Pour Cheikh Tidiane Sy il faut espérer que la Civilisation humaine, dans son essence, « puisse retrouver toute la splendeur qu’elle mérite et sans laquelle la terre deviendra une « boucherie » où, un jour ou l’autre, ceux à qui l’on a enlevé leur dignité pour en faire « des vaches, des chevaux et des loups », se révolteront contre les patrons et grands industriels, les habitants des capitales et des gratte-ciels pour recouvrer l’honneur de l’Humanité ».
Selon lui si l’humanité en arrive à ce point, alors « plus d’humanité et point de civilisation ! ».
Vision ne pouvait être plus futuriste. Il aura bien fallu attendre la fin du XXème siècle, que le communisme s’effondre, que Jean-Christophe Ruffin parle d’« empire » et de « nouveaux barbares », que d’aucuns prophétisent la « Fin de l’Histoire », qu’un certain Huntington théorise le choc des civilisations, que le 11 septembre se produise, qu’Emmanuel Todd prédit la « fin de l’Empire », qu’on envahisse des pays souverains au mépris du droit international, que le capitalisme mondial soit frappé par une crise inouïe, que le terme de régulation réintègre le vocabulaire économique et financier, que la jeunesse du monde arabe se dresse contre l’injustice des potentats longtemps soutenus par le silence de l’Occident, qu’une réelle crise de confiance s’installe entre les gouvernés et les gouvernants pour comprendre enfin le vrai sens et la nécessité de l’éthique dans les rapports politiques et économiques !
Pourtant, dès les années 1960, Serigne Cheikh, ce penseur avant-gardiste, l’avait intégré dans sa conception d’une civilisation universelle durable à laquelle l’islam et les Musulmans devraient contribuer à la mesure de la pertinence du message Mohammedien. Mais il fallait, comme préalable, que les musulmans, eux-mêmes, osent en faire une lecture ambitieuse.
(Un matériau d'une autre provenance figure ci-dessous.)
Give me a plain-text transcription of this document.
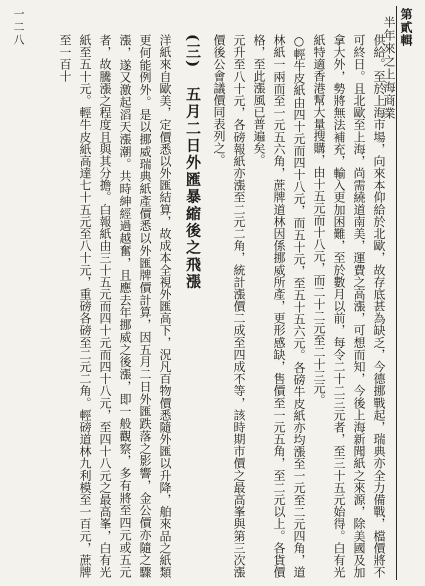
第貳輯
半年來之上海商業
一二八

供給。至於上海市場，向來本仰給於北歐，故存底甚為缺乏，今德挪戰起，瑞典亦全力備戰，檔價將不可終日。且北歐至上海，尚需繞道南美，運費之高漲，可想而知，今後上海新聞紙之來源，除美國及加拿大外，勢將無法補充，輸入更加困難，至於數月以前，每令二十二三元者，至三十五元始得。白有光紙特適香港幫大量搜購，由十五元而十八元，而二十二元至二十三元。

○輕牛皮紙由四十元而四十八元，而五十元，至五十五六元。各磅牛皮紙亦均漲至一元至二元四角，道林紙一兩而至一元五六角，蔗牌道林因係挪威所產，更形感缺，售價至一元五角，至二元以上。各貨價格，至此漲風已普遍矣。

元升至八十元，各磅報紙亦漲至二元二角，統計漲價二成至四成不等，該時期市價之最高峯與第三次漲價後公會議價同表列之。

(三)　五月二日外匯暴縮後之飛漲

洋紙來自歐美，定價悉以外匯結算，故成本全視外匯高下，況凡百物價悉隨外匯以升降，舶來品之紙類更何能例外。是以挪威瑞典紙產價悉以外匯牌價計算，因五月二日外匯跌落之影響，金公價亦隨之驟漲，遂又激起滔天漲潮。共時紳經過越奮，且應去年挪威之後漲，即一般觀察，多有將至四元或五元者，故騰漲之程度且與其分擔。白報紙由三十五元而四十元而四十八元，至四十八元之最高峯，白有光紙至五十元。輕牛皮紙高達七十五元至八十元，重磅各磅至二元二角。輕磅道林九利模至一百元，蔗牌至一百十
Certainement, pour théoriser une telle conception et l’harmoniser avec le message islamique au-delà des particularismes, il fallait compter sur la vision d’un Cheikh Tidiane Sy, ce « philosophe de son temps » (faylasûfu ‘açrihi) –comme le dit Serigne Maodo Sy – armé d’un sens élevé de la critique constructive et d’une audace de l’alternative, libératrices des conformismes coutumiers (âda), puisse l’exprimer en toute responsabilité.